Some of the speakers were good, though Socialist Students member Ian Pattison from the Leeds occupation was the only one who offered some method to move forward with.
The chair demanded we be patient but immediately students started the march themselves. I was crushed at the front so had to follow.
The march was good until we reached Parliament Square where the demo was brought to a stop.
This is where round one of fighting between the police and anarchists started. They pushed past a line of police and tore down the gates stopping us from getting onto the grass. We were pushed back further and further, with bonfires being lit, tents erected, and music playing.
Soon after, there were skirmishes with another police line, only minor, with just a bit of abuse at well protected police. And then the horses out of nowhere stirred up so much panic (especially amongst school students) but it just made people angry, not scared.
The evening went on and some in the crowd sought something to eat at the local McDonalds. We were then prevented from getting back into Parliament Square, so when the crowd swelled up to around 2,000, it broke through the police line.
The kettling had started, with police declaring “you had the chance to go to the rally at Embankment”, which no-one around me had heard about.

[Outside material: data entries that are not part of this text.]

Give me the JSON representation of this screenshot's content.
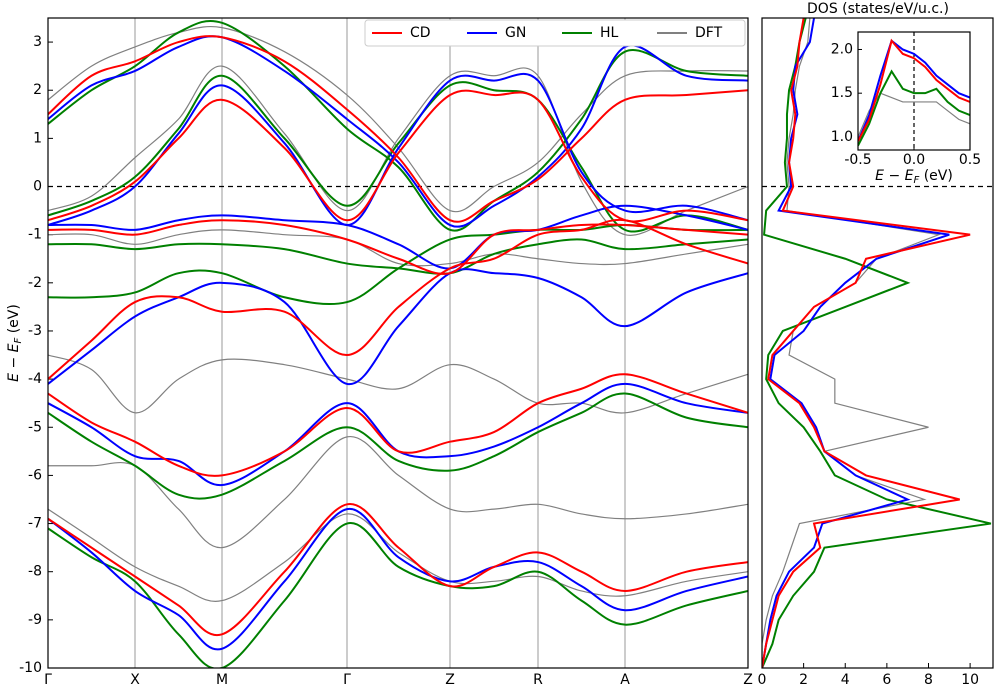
{
  "chart_data": [
    {
      "type": "line",
      "ylabel": "E − E",
      "ylabel_sub": "F",
      "ylabel_unit": " (eV)",
      "x": [
        0,
        43.5,
        87,
        130.5,
        174,
        236.5,
        299,
        350.5,
        402,
        446,
        490,
        533.5,
        577,
        638.5,
        700
      ],
      "xlim": [
        0,
        700
      ],
      "xticks": [
        {
          "value": 0,
          "label": "Γ"
        },
        {
          "value": 87,
          "label": "X"
        },
        {
          "value": 174,
          "label": "M"
        },
        {
          "value": 299,
          "label": "Γ"
        },
        {
          "value": 402,
          "label": "Z"
        },
        {
          "value": 490,
          "label": "R"
        },
        {
          "value": 577,
          "label": "A"
        },
        {
          "value": 700,
          "label": "Z"
        }
      ],
      "ylim": [
        -10,
        3.5
      ],
      "yticks": [
        -10,
        -9,
        -8,
        -7,
        -6,
        -5,
        -4,
        -3,
        -2,
        -1,
        0,
        1,
        2,
        3
      ],
      "legend": "upper right",
      "series": [
        {
          "name": "CD",
          "color": "#ff0000",
          "bands": [
            [
              -0.7,
              -0.4,
              0.1,
              1.0,
              1.8,
              0.8,
              -0.7,
              0.7,
              1.9,
              1.9,
              1.8,
              0.2,
              -0.7,
              -0.5,
              -0.7
            ],
            [
              1.5,
              2.3,
              2.6,
              3.0,
              3.1,
              2.6,
              1.6,
              0.6,
              -0.7,
              -0.3,
              0.15,
              1.0,
              1.8,
              1.9,
              2.0
            ],
            [
              -0.9,
              -0.9,
              -1.0,
              -0.8,
              -0.7,
              -0.8,
              -1.1,
              -1.5,
              -1.8,
              -1.0,
              -0.9,
              -0.8,
              -0.8,
              -0.9,
              -1.0
            ],
            [
              -4.0,
              -3.2,
              -2.4,
              -2.3,
              -2.6,
              -2.6,
              -3.5,
              -2.5,
              -1.7,
              -1.5,
              -1.0,
              -0.9,
              -0.7,
              -1.2,
              -1.6
            ],
            [
              -4.3,
              -4.9,
              -5.3,
              -5.8,
              -6.0,
              -5.5,
              -4.6,
              -5.5,
              -5.3,
              -5.1,
              -4.5,
              -4.2,
              -3.9,
              -4.3,
              -4.7
            ],
            [
              -6.9,
              -7.5,
              -8.1,
              -8.7,
              -9.3,
              -8.0,
              -6.6,
              -7.5,
              -8.3,
              -7.9,
              -7.6,
              -8.0,
              -8.4,
              -8.0,
              -7.8
            ]
          ]
        },
        {
          "name": "GN",
          "color": "#0000ff",
          "bands": [
            [
              -0.8,
              -0.5,
              0.0,
              1.1,
              2.1,
              0.9,
              -0.8,
              0.8,
              2.2,
              2.2,
              2.2,
              0.3,
              -0.5,
              -0.4,
              -0.7
            ],
            [
              1.4,
              2.1,
              2.4,
              2.9,
              3.1,
              2.4,
              1.4,
              0.5,
              -0.8,
              -0.4,
              0.2,
              1.2,
              2.9,
              2.3,
              2.2
            ],
            [
              -0.8,
              -0.8,
              -0.9,
              -0.7,
              -0.6,
              -0.7,
              -0.8,
              -1.2,
              -1.7,
              -1.0,
              -0.9,
              -0.6,
              -0.4,
              -0.6,
              -0.9
            ],
            [
              -4.1,
              -3.4,
              -2.7,
              -2.3,
              -2.0,
              -2.4,
              -4.1,
              -2.9,
              -1.8,
              -1.8,
              -1.9,
              -2.3,
              -2.9,
              -2.2,
              -1.8
            ],
            [
              -4.5,
              -5.0,
              -5.6,
              -5.7,
              -6.2,
              -5.5,
              -4.5,
              -5.5,
              -5.6,
              -5.4,
              -5.0,
              -4.5,
              -4.1,
              -4.5,
              -4.7
            ],
            [
              -6.9,
              -7.6,
              -8.4,
              -8.9,
              -9.6,
              -8.2,
              -6.7,
              -7.7,
              -8.2,
              -7.9,
              -7.8,
              -8.3,
              -8.8,
              -8.4,
              -8.1
            ]
          ]
        },
        {
          "name": "HL",
          "color": "#008000",
          "bands": [
            [
              -0.6,
              -0.3,
              0.2,
              1.2,
              2.3,
              1.0,
              -0.4,
              0.9,
              2.1,
              2.0,
              1.8,
              0.4,
              -0.9,
              -0.6,
              -0.9
            ],
            [
              1.3,
              2.0,
              2.5,
              3.2,
              3.4,
              2.5,
              1.2,
              0.4,
              -0.9,
              -0.3,
              0.3,
              1.4,
              2.8,
              2.4,
              2.3
            ],
            [
              -1.2,
              -1.2,
              -1.3,
              -1.2,
              -1.2,
              -1.3,
              -1.6,
              -1.7,
              -1.8,
              -1.4,
              -1.2,
              -1.1,
              -1.3,
              -1.2,
              -1.1
            ],
            [
              -2.3,
              -2.3,
              -2.2,
              -1.8,
              -1.8,
              -2.3,
              -2.4,
              -1.7,
              -1.1,
              -1.0,
              -0.9,
              -0.9,
              -0.8,
              -0.9,
              -0.9
            ],
            [
              -4.7,
              -5.3,
              -5.8,
              -6.4,
              -6.4,
              -5.7,
              -5.0,
              -5.7,
              -5.9,
              -5.6,
              -5.1,
              -4.7,
              -4.3,
              -4.8,
              -5.0
            ],
            [
              -7.1,
              -7.7,
              -8.2,
              -9.3,
              -10.0,
              -8.6,
              -7.0,
              -7.9,
              -8.3,
              -8.3,
              -8.0,
              -8.6,
              -9.1,
              -8.7,
              -8.4
            ]
          ]
        },
        {
          "name": "DFT",
          "color": "#808080",
          "bands": [
            [
              -0.5,
              -0.2,
              0.6,
              1.4,
              2.5,
              1.1,
              -0.5,
              1.0,
              2.3,
              2.3,
              2.3,
              0.1,
              -1.0,
              -0.5,
              0.0
            ],
            [
              1.8,
              2.5,
              2.9,
              3.2,
              3.3,
              2.8,
              1.9,
              0.8,
              -0.5,
              0.0,
              0.5,
              1.5,
              2.3,
              2.4,
              2.4
            ],
            [
              -1.0,
              -1.0,
              -1.2,
              -1.0,
              -0.9,
              -1.0,
              -1.1,
              -1.6,
              -1.6,
              -1.4,
              -1.5,
              -1.6,
              -1.6,
              -1.4,
              -1.2
            ],
            [
              -3.5,
              -3.8,
              -4.7,
              -4.0,
              -3.6,
              -3.7,
              -4.0,
              -4.2,
              -3.7,
              -4.0,
              -4.5,
              -4.5,
              -4.7,
              -4.3,
              -3.9
            ],
            [
              -5.8,
              -5.8,
              -5.8,
              -6.7,
              -7.5,
              -6.5,
              -5.2,
              -6.0,
              -6.7,
              -6.7,
              -6.6,
              -6.8,
              -6.9,
              -6.8,
              -6.6
            ],
            [
              -6.7,
              -7.3,
              -7.9,
              -8.3,
              -8.6,
              -7.8,
              -6.8,
              -7.6,
              -8.2,
              -8.2,
              -8.1,
              -8.4,
              -8.5,
              -8.2,
              -8.0
            ]
          ]
        }
      ]
    },
    {
      "type": "dos",
      "title": "DOS (states/eV/u.c.)",
      "energies": [
        -10,
        -9.5,
        -9,
        -8.5,
        -8,
        -7.5,
        -7,
        -6.5,
        -6,
        -5.5,
        -5,
        -4.5,
        -4,
        -3.5,
        -3,
        -2.5,
        -2,
        -1.5,
        -1,
        -0.5,
        0,
        0.5,
        1,
        1.5,
        2,
        2.5,
        3,
        3.5
      ],
      "xlim": [
        0,
        11.1
      ],
      "xticks": [
        0,
        2,
        4,
        6,
        8,
        10
      ],
      "series": [
        {
          "color": "#808080",
          "values": [
            0,
            0,
            0.2,
            0.5,
            1,
            1.4,
            1.8,
            7.8,
            4.5,
            3,
            8,
            3.5,
            3.5,
            1.3,
            1.5,
            2.5,
            4.5,
            5.5,
            8.5,
            1.2,
            1.3,
            1.2,
            1.3,
            1.5,
            1.6,
            1.8,
            2.2,
            2.3
          ]
        },
        {
          "color": "#008000",
          "values": [
            0,
            0.5,
            0.8,
            1.5,
            2.5,
            3,
            11,
            6,
            3.5,
            2.8,
            2,
            0.8,
            0.2,
            0.3,
            1,
            4,
            7,
            4,
            0.1,
            0.2,
            1.2,
            1.1,
            1.2,
            1.2,
            1.3,
            1.6,
            1.8,
            2.1
          ]
        },
        {
          "color": "#0000ff",
          "values": [
            0,
            0.2,
            0.4,
            0.7,
            1.3,
            2.5,
            2.9,
            7,
            4.5,
            3,
            2.6,
            1.9,
            0.4,
            0.6,
            2,
            2.8,
            4,
            5.5,
            9,
            0.8,
            1.4,
            1.3,
            1.4,
            1.7,
            1.5,
            1.6,
            2.3,
            2.5
          ]
        },
        {
          "color": "#ff0000",
          "values": [
            0,
            0.2,
            0.5,
            0.8,
            1.5,
            2.8,
            2.5,
            9.5,
            5,
            3,
            2.5,
            1.8,
            0.3,
            0.5,
            1.5,
            2.5,
            4.5,
            5,
            10,
            1,
            1.5,
            1.3,
            1.5,
            1.6,
            1.4,
            1.7,
            1.8,
            2
          ]
        }
      ]
    },
    {
      "type": "inset",
      "xlabel": "E − E",
      "xlabel_sub": "F",
      "xlabel_unit": " (eV)",
      "x": [
        -0.5,
        -0.4,
        -0.3,
        -0.2,
        -0.1,
        0,
        0.1,
        0.2,
        0.3,
        0.4,
        0.5
      ],
      "xlim": [
        -0.5,
        0.5
      ],
      "xticks": [
        -0.5,
        {
          "value": 0,
          "label": "0.0"
        },
        0.5
      ],
      "ylim": [
        0.85,
        2.2
      ],
      "yticks": [
        {
          "value": 1,
          "label": "1.0"
        },
        1.5,
        {
          "value": 2,
          "label": "2.0"
        }
      ],
      "series": [
        {
          "color": "#808080",
          "values": [
            1.0,
            1.3,
            1.5,
            1.45,
            1.4,
            1.4,
            1.4,
            1.4,
            1.3,
            1.2,
            1.15
          ]
        },
        {
          "color": "#008000",
          "values": [
            0.9,
            1.15,
            1.5,
            1.75,
            1.55,
            1.5,
            1.5,
            1.55,
            1.4,
            1.3,
            1.25
          ]
        },
        {
          "color": "#0000ff",
          "values": [
            0.95,
            1.25,
            1.7,
            2.1,
            2.0,
            1.95,
            1.85,
            1.7,
            1.6,
            1.5,
            1.45
          ]
        },
        {
          "color": "#ff0000",
          "values": [
            0.95,
            1.2,
            1.6,
            2.1,
            1.95,
            1.9,
            1.8,
            1.65,
            1.55,
            1.45,
            1.4
          ]
        }
      ]
    }
  ]
}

A few chants at the police, including “we payed for your hats, we payed for your hats, what a waste of council tax, we payed for your hats”, and then police kept marching up on us. Barriers erected to hold them back were met with wielded batons.
At one point we were crushed by the police and they were only slowly letting individuals out, knowing we could not move the other way. I eventually managed to get out to get on a coach.
The police were a disgrace, perhaps partly from nerves and over-exaggeration of who was in the crowd – to them everyone was an anarchist, when there were probably more school students in their uniform.